President Donald Trump seems to be ramping up pressure on elderly conservative U.S. Supreme Court Justices Samuel Alito and Clarence Thomas to consider retiring as soon as possible.
The 79-year-old president strongly suggested in an interview with Fox Business host Maria Bartiromo that he would like to replace up to three justices before the midterm election, where Democrats appear poised to take back the House and narrow the already thin Republican Senate majority, according to CNN's Aaron Blake.

“In theory, it’s two or three, they tell me," Trump told Bartiromo. "If you just read statistics, it could be two, could be three, could be one. I don’t know. I’m prepared to do it.”
Trump praised Alito as "one of the great justices of all time" but told Bartiromo he already had a short list of potential replacements and said he'd like to appoint someone young enough to serve four decades on the court, and Blake said the president had plenty of reasons to encourage the conservative duo to step down.
"As they often are, Trump’s comments about the Supreme Court were remarkably political," Blake wrote. "But he also made some good points. This is one of the biggest political questions of 2026, for a host of reasons.
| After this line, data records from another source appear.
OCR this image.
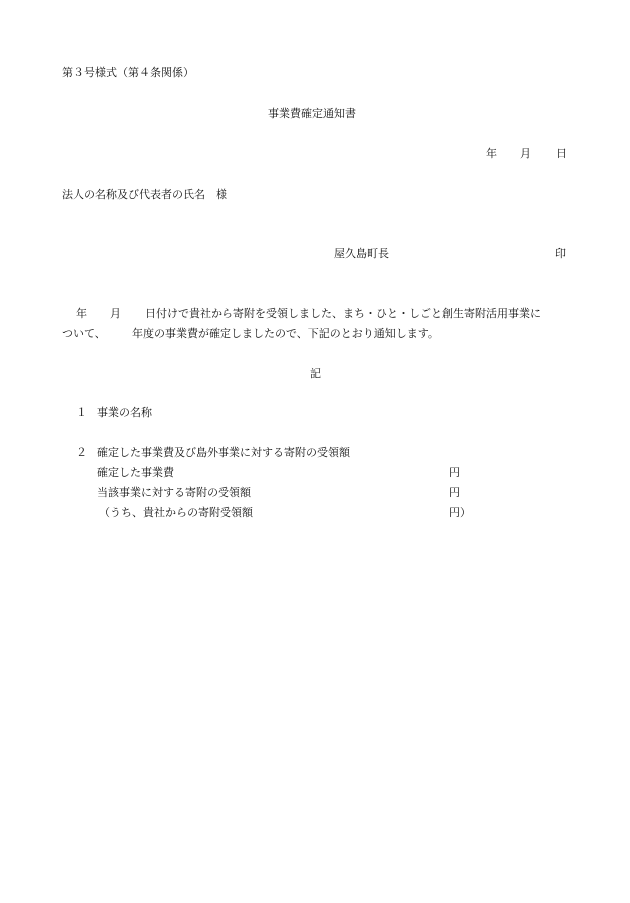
第３号様式（第４条関係）
事業費確定通知書
年 月 日
法人の名称及び代表者の氏名　様
屋久島町長	印
年 月 日付けで貴社から寄附を受領しました、まち・ひと・しごと創生寄附活用事業に
ついて、 年度の事業費が確定しましたので、下記のとおり通知します。
記
１ 事業の名称
２ 確定した事業費及び島外事業に対する寄附の受領額
確定した事業費	円
当該事業に対する寄附の受領額	円
（うち、貴社からの寄附受領額	円）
And the decisions made by Alito, 76, and Thomas, 77, could reverberate in many ways."
The last seven justices to retire – as opposed to dying in office like Ruth Bader Ginsburg or Antonin Scalia – have stepped down while the party they're more aligned with controlled both the presidency and the Senate, and the last 10 justices to retire were 80 years old on average.
"Both could stick it out, but if Republicans lose the Senate in November, the justices could be well into their 80s before the GOP holds the White House and the Senate again," Blake wrote.
Thomas does have one major reason to stick around, Blake noted, because he's about two years away from becoming the longest-serving justice ever, but there is mounting political pressure to avoid the situation that Ginsburg put Democrats in by declining to retire when Barack Obama was president and they had a Senate majority.
"The political risk for Trump is great because it’s looking increasingly likely that Democrats will make significant gains in the 2026 election, at least in the House," Blake wrote. "It’ll be much harder for Democrats to flip the Senate since it involves winning some red states that Trump won by double digits, but it can’t be ruled out."
A confirmation battle could help boost turnout for a seemingly unmotivated Republican base, Blake said, and Trump could also be looking to cement his influence for decades by locking in a 6-3 conservative majority for at least another generation.
"If he replaced even one of Alito or Thomas with someone in their 40s, for example, the average age of the conservative justices would be less than 60," Blake wrote. "If he replaced both with justices in their 40s, that average age would drop into the mid-50s."
If Alito or Thomas retire this year, that would mean Trump will have appointed four or five of the court's nine justices.
"Which is an idea that seems to interest him quite a bit," Blake wrote.